15.3. The Customer shall give written notice to actajob of any Legal Action no later
than 30 days after first receiving notice of a Legal Action, and shall give copies
to actajob of all communications, notices and/or other actions relating to the Legal
Action. The Customer shall give actajob the sole control of the defence of any Legal
Action, shall act in accordance with the reasonable instructions of actajob and
shall give actajob such assistance as actajob reasonably requests to defend or settle
such claim. actajob shall conduct its defence at all times in a manner that is not
adverse to the Customer’s interests. The Customer may employ its own counsel to
assist it with respect to any such claim. The Customer shall bear all costs of engaging
its own counsel, unless engagement of counsel is necessary because of a conflict
of interest with actajob or its counsel, or because actajob fails to assume control
of the defence. The Customer shall not settle or compromise any Legal Action without
actajob’s express written consent. actajob shall be relieved of its indemnification
obligation under Section 15 if the Customer materially fails to comply with Section
15.2.
16. Indemnification by the Customer
16.1. The Customer shall indemnify and hold harmless actajob, its affiliates, directors,
and employees from any damages finally awarded against actajob (including, without
limitation, reasonable costs and legal fees incurred by actajob) arising out of
any third party suit, claim or other legal action (including but not limited to
any governmental investigations, complaints and actions) in connection with the
Customer Data, including, without limitation, any action for infringement of any
trademark, copyright, trade secret, right of publicity or privacy (including defamation),
patent or other proprietary right with respect to the Customer Data (“Legal Claim”).
16.2. actajob shall give written notice to the Customer of any Legal Claim no later
than 30 days after first receiving notice of a Legal Claim, and shall give copies
to The Customer of all communications, notices and/or other actions relating to
the Legal Claim. actajob shall give the Customer the sole control of the defence
of any Legal Claim, shall act in accordance with the reasonable instructions of
the Customer and shall give The Customer such assistance as the Customer reasonably
requests to defend or settle such claim. The Customer shall conduct its defence
at all times in a manner which is not adverse to actajob’s interests. actajob may
employ its own counsel to assist it with respect to any such claim. actajob shall
bear all costs of engaging its own counsel, unless engagement of counsel is necessary
because of a conflict of interest with the Customer or its counsel, or because the
Customer fails to assume control of the defence. actajob shall not settle or compromise
any Legal Claim without the Customer’s express written consent. The Customer shall
be relieved of its indemnification obligation under Section 16 if actajob materially
fails to comply with Section 16.1.
17. Miscellaneous
17.1. This Agreement together with the Contract represents the entire agreement
of the parties, and supersedes any prior or current agreements or understandings,
whether written or oral. If there is a conflict between the Agreement and a Contract,
the Contract shall prevail.
17.2. This Agreement shall be governed by the laws of Scotland (excluding its choice
of law rules). The parties consent to the exercise of exclusive jurisdiction of
the Courts of Scotland for any claim relating to this Agreement.

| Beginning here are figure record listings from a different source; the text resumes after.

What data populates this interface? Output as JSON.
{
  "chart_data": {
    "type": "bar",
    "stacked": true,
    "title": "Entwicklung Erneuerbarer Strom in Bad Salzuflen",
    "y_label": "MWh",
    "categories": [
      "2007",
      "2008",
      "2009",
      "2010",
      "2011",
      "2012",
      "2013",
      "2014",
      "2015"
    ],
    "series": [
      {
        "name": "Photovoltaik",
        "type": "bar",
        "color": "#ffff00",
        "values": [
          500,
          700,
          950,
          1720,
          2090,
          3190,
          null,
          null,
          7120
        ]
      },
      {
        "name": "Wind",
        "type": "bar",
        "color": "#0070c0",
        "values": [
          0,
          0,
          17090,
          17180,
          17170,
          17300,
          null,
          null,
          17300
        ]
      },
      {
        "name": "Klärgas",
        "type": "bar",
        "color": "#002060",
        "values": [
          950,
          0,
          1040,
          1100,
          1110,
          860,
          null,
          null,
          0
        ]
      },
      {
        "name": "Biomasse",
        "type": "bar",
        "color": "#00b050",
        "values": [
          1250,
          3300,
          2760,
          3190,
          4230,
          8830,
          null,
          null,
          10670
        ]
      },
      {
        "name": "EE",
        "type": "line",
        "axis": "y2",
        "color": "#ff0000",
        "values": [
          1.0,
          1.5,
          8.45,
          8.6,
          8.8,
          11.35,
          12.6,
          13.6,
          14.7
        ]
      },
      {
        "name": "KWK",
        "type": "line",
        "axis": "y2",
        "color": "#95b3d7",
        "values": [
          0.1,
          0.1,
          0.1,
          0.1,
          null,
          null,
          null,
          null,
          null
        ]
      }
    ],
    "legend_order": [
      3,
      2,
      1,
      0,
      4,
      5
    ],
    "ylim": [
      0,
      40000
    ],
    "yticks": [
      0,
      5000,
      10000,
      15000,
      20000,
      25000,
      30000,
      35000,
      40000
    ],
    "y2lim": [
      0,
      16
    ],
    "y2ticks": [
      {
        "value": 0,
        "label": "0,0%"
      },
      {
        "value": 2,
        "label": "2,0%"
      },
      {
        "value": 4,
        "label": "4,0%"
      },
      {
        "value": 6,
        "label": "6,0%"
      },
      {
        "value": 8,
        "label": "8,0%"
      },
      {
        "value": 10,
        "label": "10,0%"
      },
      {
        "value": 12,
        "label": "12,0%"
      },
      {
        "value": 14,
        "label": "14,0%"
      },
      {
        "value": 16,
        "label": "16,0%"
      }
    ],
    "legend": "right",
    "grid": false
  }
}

17.3. The Customer shall not assign or otherwise transfer any of its rights or obligations
under this Agreement without the prior written consent of actajob. actajob may not
withhold such consent in the case of an assignation by the Customer of its rights
and obligations to an entity that has acquired all, or substantially all, of the
Customer’s assets, or to an assignation that is part of a genuine corporate restructure.
Any assignation in breach of this Section is void.